Nous demandons donc que la politique de neutralité soit conçue selon les principes suivants :

  • Promotion de la démocratie libérale et des principes du droit international : La Suisse adhère aux valeurs fondamentales d'une démocratie libérale et aux principes du droit international : Liberté personnelle, Etat de droit, interdiction de la violence entre Etats et droits de l'Homme. La conception de la neutralité de la Suisse doit avoir pour objectif de renforcer ces valeurs au sein de la communauté internationale ou d'empêcher leur affaiblissement. Une guerre d'agression est, selon l'ONU, un crime contre la paix mondiale et l'agresseur doit être considéré responsable de ses actes. La Suisse a besoin d'une interprétation solide et moderne du droit de la neutralité. En cas de violation du droit international, elle doit donc accorder plus de poids aux mesures qui contribuent à la défense de notre sécurité et de ces valeurs qu'à une éventuelle violation d'un droit de la neutralité compris de manière traditionnelle. La Suisse doit s’engager en outre à développer en permanence le droit international public dans le sens des valeurs et des droits universels.
  • Pour la reprise de sanctions internationales : L'adoption de sanctions pour la défense de la démocratie libérale et des principes du droit international public est dans l'intérêt même de la Suisse en matière de politique de sécurité. C'est pourquoi les Vert'libéraux soutiennent l'adoption de sanctions à l'encontre des Etats qui violent le droit international.
  • La Suisse doit rester non-alignée, mais encourager la coopération avec l'UE et l'OTAN : la Suisse doit continuer à ne pas s'affilier à une alliance militaire. Toutefois, afin de pouvoir garantir une capacité de défense globale du pays en cas d'attaque dans le contexte actuel, la Suisse doit participer à l'architecture de sécurité européenne en renforçant sa coopération avec l'UE et l'OTAN. L'interopérabilité de l'armée suisse avec les troupes de l'OTAN et de l'UE doit être garantie. Cela signifie par exemple que la Suisse participe aux exercices de défense commune de l'OTAN.
  • Réforme des règles de réexportation du matériel d'armement : la Suisse doit permettre la réexportation du matériel d'armement vers des États démocratiques qui sont victimes d’attaques en violation du droit international. Sinon, la Suisse ne doit pas exporter de biens d'armement vers des pays belligérants, ni vers des pays en situation de guerre civile ou qui violent eux-mêmes systématiquement les droits de l'Homme.
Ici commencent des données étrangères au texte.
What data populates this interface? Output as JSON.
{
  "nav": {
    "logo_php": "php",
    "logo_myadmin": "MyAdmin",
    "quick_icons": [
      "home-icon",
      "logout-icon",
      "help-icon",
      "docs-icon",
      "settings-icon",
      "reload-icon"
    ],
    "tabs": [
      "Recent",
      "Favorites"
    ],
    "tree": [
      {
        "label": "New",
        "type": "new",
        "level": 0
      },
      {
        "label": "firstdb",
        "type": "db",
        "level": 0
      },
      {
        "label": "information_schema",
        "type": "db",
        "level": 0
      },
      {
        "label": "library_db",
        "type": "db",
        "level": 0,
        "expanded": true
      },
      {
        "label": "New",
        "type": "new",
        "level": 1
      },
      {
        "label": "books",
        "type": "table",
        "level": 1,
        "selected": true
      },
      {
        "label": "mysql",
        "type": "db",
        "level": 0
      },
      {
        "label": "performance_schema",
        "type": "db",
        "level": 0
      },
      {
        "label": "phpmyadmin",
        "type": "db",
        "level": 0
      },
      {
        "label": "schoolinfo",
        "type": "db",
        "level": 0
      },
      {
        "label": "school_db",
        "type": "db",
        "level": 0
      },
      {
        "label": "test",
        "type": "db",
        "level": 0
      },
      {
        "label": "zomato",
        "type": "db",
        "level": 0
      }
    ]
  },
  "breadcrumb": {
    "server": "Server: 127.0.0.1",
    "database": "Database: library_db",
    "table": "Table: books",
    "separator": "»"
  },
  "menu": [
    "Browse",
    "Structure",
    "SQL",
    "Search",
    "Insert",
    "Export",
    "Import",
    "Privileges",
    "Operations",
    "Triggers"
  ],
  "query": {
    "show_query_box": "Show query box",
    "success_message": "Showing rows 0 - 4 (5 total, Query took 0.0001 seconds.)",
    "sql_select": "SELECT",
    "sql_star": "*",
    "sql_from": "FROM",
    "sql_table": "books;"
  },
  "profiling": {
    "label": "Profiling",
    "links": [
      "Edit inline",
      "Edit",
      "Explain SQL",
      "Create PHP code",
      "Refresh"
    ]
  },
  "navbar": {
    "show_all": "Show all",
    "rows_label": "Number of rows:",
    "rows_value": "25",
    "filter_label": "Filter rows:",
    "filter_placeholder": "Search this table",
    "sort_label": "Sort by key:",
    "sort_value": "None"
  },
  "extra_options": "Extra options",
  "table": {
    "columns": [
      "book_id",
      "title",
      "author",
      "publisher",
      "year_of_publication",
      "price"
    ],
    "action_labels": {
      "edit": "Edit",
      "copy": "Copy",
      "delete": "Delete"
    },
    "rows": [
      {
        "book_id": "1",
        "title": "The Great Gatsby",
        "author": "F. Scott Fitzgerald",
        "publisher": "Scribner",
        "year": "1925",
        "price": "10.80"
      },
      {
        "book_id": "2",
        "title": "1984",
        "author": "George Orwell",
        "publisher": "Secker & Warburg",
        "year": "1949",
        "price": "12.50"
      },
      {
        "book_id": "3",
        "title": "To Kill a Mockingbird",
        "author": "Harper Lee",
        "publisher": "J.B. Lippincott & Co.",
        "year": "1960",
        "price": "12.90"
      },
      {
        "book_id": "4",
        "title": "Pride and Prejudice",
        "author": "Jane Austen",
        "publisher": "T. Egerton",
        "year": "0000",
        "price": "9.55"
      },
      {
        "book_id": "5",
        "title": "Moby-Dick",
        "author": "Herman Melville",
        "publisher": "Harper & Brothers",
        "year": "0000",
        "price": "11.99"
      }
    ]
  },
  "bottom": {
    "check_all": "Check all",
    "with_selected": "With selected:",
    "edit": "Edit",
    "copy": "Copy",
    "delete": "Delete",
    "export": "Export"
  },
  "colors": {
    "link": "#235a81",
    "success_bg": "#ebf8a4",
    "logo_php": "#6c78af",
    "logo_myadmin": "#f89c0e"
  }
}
Éléments de contexte : droit et politique de la neutralité

La politique de neutralité est un instrument de politique étrangère et de la politique de sécurité qui servent à préserver notre sécurité, nos valeurs fondamentales et notre prospérité. Elle se base sur le droit de la neutralité qui fut imposé à la Suisse par les grandes puissances européennes lors du Congrès de Vienne en contrepartie de la garantie de son indépendance, impliquant l'obligation de renoncer à une participation militaire à des guerres entre Etats, de garantir la légitime défense, de traiter les belligérants sur un pied d'égalité lors de l'exportation du matériel de guerre et de ne pas mettre à leur disposition mercenaires ou territoires. En contrepartie, l'inviolabilité du territoire suisse a été garantie. La neutralité n'est toutefois pas une fin en soi. Elle doit toujours être considérée comme un instrument de la politique étrangère et de la politique de sécurité. Si la neutralité ne peut plus garantir la sécurité de la Suisse dans une mesure suffisante et ne peut plus contribuer aux objectifs de la politique étrangère de la Suisse, elle doit être remise en question ou du moins adaptée.

 

Le droit de la neutralité date d'une époque où la conduite de la guerre était un moyen légitime de la politique étrangère et où la Suisse, en tant que zone tampon entre les grandes puissances, devait être un pilier de stabilité dans une Europe ravagée par la guerre. En même temps, la neutralité représentait une stratégie de survie pour notre petit État.

 

Cette situation a radicalement changé au cours du siècle dernier. Premièrement, depuis la création de l'ONU, la guerre est proscrite par la communauté internationale et considérée comme contraire au droit international. Deuxièmement, la Suisse fait partie de la communauté de valeurs occidentale et est entourée, depuis la fin de la guerre froide, d'États qui vivent selon les mêmes valeurs fondamentales que nous : Démocratie, liberté, État de droit et droits de l'Homme. Troisièmement, compte tenu de l'évolution technologique, il n'est plus guère possible aujourd'hui pour un petit État comme le nôtre de se défendre de manière autonome.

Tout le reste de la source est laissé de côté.